Like another of my favourite detectives, Morse, first name was never mentioned; I got the impression that his mysterious wife (like Arthur Dailey’s ‘er indoors’, mentioned often, never seen) would call him to dinner with a quick ‘Lieutenant, dinner’s up’.  To me he had a number of character traits that were charming and unusual to see in a lead role in a TV detective show.  He was untidy, (apparently) easily distracted, showed humility and was pretty non-violent. He also had a sharp mind, dogged persistence and a sense of fair play and justice. In other words, he was a nice guy who just happened to be a homicide cop.  He didn’t have ‘issues’ like modern cops, but you could actually believe in him – I think even now I want my police murder squad people to be either Columbo or Morse.

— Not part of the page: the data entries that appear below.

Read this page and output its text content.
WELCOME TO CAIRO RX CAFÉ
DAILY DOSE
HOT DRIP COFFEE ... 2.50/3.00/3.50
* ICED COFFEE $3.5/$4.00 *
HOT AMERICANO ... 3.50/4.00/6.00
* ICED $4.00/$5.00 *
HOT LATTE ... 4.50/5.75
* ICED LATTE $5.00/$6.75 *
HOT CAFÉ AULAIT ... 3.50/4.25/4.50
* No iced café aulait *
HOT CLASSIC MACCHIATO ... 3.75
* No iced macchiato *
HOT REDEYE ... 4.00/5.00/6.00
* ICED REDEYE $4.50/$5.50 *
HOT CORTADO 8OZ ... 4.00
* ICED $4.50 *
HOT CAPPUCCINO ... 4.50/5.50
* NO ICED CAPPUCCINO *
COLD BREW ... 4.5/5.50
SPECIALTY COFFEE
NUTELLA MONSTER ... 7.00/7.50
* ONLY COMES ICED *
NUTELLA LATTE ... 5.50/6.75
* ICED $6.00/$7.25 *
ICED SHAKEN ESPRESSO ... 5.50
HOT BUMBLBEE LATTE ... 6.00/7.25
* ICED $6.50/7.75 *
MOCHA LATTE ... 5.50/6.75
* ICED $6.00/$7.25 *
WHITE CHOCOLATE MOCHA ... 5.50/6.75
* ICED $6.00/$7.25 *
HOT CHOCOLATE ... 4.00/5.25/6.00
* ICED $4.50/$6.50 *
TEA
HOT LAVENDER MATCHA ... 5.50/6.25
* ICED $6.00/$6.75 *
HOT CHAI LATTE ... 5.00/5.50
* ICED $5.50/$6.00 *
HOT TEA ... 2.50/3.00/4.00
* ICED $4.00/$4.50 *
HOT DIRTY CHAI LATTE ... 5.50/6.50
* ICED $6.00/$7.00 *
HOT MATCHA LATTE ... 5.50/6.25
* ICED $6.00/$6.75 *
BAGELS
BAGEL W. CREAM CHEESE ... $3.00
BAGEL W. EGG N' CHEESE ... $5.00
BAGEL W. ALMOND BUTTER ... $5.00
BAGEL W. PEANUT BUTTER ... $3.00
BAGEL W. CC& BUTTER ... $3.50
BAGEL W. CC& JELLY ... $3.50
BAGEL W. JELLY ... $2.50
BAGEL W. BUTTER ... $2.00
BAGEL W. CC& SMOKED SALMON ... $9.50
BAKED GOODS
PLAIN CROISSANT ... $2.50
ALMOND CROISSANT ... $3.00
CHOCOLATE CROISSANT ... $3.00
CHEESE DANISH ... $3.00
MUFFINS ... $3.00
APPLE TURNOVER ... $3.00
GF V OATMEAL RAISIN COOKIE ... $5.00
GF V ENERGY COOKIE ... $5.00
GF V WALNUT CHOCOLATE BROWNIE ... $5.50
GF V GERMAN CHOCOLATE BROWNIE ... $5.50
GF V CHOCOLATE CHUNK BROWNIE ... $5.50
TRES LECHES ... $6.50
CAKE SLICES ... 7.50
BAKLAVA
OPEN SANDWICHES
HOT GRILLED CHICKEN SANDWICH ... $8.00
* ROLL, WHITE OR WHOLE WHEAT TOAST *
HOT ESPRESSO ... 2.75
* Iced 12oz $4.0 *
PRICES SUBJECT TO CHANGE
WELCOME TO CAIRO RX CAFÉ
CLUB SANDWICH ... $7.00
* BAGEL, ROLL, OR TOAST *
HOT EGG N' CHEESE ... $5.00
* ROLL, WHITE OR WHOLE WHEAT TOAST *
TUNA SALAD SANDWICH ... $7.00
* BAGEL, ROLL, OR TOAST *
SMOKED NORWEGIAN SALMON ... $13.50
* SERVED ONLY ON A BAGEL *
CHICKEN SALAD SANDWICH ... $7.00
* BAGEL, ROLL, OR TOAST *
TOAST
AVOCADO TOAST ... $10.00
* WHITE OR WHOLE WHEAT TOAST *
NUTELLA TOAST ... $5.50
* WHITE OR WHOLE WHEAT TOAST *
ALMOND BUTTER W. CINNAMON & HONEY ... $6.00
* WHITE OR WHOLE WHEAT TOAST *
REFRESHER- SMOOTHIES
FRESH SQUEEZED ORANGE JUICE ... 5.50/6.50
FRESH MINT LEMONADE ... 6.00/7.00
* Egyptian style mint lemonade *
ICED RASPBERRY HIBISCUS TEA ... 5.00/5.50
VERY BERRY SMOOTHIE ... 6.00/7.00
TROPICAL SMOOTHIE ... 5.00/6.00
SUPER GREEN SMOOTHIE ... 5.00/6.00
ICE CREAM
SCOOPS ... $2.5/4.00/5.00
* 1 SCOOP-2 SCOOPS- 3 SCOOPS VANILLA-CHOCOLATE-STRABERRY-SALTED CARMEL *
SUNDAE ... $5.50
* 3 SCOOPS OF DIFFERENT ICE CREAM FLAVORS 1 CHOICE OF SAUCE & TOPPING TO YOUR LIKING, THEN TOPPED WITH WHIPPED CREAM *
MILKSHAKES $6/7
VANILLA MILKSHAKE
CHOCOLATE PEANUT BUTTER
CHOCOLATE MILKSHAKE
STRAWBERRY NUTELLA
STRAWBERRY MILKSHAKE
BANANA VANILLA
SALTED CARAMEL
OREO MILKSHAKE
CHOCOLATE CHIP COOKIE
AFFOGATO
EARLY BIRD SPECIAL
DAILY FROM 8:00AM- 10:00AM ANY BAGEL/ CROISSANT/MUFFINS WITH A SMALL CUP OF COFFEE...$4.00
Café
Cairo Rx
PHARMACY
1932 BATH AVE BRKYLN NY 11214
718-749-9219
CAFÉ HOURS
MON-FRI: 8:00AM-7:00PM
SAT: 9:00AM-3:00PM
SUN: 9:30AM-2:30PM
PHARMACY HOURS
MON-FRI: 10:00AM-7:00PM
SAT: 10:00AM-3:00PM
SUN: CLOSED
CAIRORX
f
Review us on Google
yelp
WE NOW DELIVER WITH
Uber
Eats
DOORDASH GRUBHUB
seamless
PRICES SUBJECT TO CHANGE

Falk was also brilliant in one of my favourite war films ‘Anzio’, in which he played a member of a squad of GIs stuck in a farmouse with German soldiers around them, but for me his greatest film role would be as, wait for it, unkempt, dishevelled, private detective ‘Sam Diamond’ in the brilliant comedy ‘Murder by Death’, which sends up every ‘locked room’ mystery you will ever have seen.  It was on TV a few days ago.  There is a description (and spoilers) here.  If you’ve not seen it, and don’t mind fun being poked at Miss Marple, Hercule Poirot, Sam Spade et al. then do take a look!  Falk has some brilliant lines – I have to say that my favourite, after he finds out that he and his girlfriend are locked in a room with a bomb set to explode in 30 seconds, is :

[a bomb is about to explode]
Sam Diamond: I’ve got an idea! I don’t know if it will work but I’ve got to try. Turn around!
Tess Skeffington: I’ve turned, Sam.
Sam Diamond: Whatever you do, don’t turn around until I say so.
Tess Skeffington: [turns around] But Sam…
Sam Diamond: I SAID DON’T TURN AROUND!
Tess Skeffington: Yes, Sam.
Sam Diamond: Good! Cause… I think… I’m gonna cry.

When the news came through about Peter’s death yesterday, I heard it first from Twitter, and then came the grubbing around for a few minutes on Google and such to get it confirmed.  I have to admit to being a little bit teary – but then I realised that I was sad and smiling – all those super memories I have put there by Peter Falk.